Stratford-upon-Avon is easily the most overrated tourist trap in England. Of course, you have to go there if you visit England, in the same sense that you have to go to Disneyland if you are in Anaheim, or how you have to drink rusty rain water if you are in a Japanese War camp. It's just what you do. For true bardolaters like myself, Stratford is a necessary evil. We walk around with our noses up, snooting at all the gawky Americans and the snap-happy Japanese like we own the place. Any town that puts their McDonalds employees in Elizabethan uniforms has reached the zenith of garish tourism. But, OK.

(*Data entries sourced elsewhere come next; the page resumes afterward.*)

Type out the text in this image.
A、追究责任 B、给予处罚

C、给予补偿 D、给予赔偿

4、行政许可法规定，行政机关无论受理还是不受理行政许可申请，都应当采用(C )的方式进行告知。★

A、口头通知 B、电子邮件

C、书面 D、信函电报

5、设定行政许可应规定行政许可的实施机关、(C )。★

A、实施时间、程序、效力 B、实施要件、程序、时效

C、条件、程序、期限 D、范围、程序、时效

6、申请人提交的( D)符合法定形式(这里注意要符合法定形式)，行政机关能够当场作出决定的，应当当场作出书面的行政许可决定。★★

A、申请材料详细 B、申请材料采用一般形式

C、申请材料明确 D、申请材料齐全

That being said, I've realized that Stratford is not to be merely visited, but to be thoroughly felt. And you don't necessarily feel it on the hop-on Shakespeare bus. I've visited Stratford three times, and each time I felt the place in curious ways:


1. 1993. I stole a pear off one of the trees in Anne Hathaway's garden and ate it covertly in the shade of a mulberry.



2. 2002. Sitting with Ros, Christian, Kelley, Hannah, and Sherri in Hall's Croft cafe. Blustery wet February day outside. The walls were salmon red. Roz told us some funny stories.


3. 2006. After an underwhelming performance of Romeo and Juliet (instead of sword fights, Irish Dancing!)I walked along the banks of the river Avon until about 1:30 am. Don't worry, I wasn't alone. I had my ipod. The moon was out, lighting up the weeping willows, and the pathway was clear and manageable. Holy Trinity church chimed midnight and then one, and I couldn't go back to bed on such a warm and luminous night.

Oddly enough, the words that kept ringing in my head weren't Shakespeare at all, but Robert Frost:

I have been one acquainted with the night.
I have walked out in rain -- and back in rain.
I have outwalked the furthest city light.

I have looked down the saddest city lane.
I have passed by the watchman on his beat
And dropped my eyes, unwilling to explain.

I have stood still and stopped the sound of feet
When far away an interrupted cry
Came over houses from another street,

But not to call me back or say good-bye;
And further still at an unearthly height,
One luminary clock against the sky

Proclaimed the time was neither wrong nor right.
I have been one acquainted with the night.

Happy to have felt Stratford finally, I was happily resigned to being a tourist again. The next day, Mark, Lexi and I rented a little skiff (name: Viola) and paddled along the river. We made some flatulent noises at some bossy British ladies, and I gave Mark and Lexi a Much Ado quiz, which they aced. Finally, hearing the splash of a kayakker in distress, we slid down the river to pull her out of the water and realized it was Neve Campbell, from TV's Party of Five. She looked like a drowned rat, but who am I to judge? My head was pink from all that Warwickshire sunshine.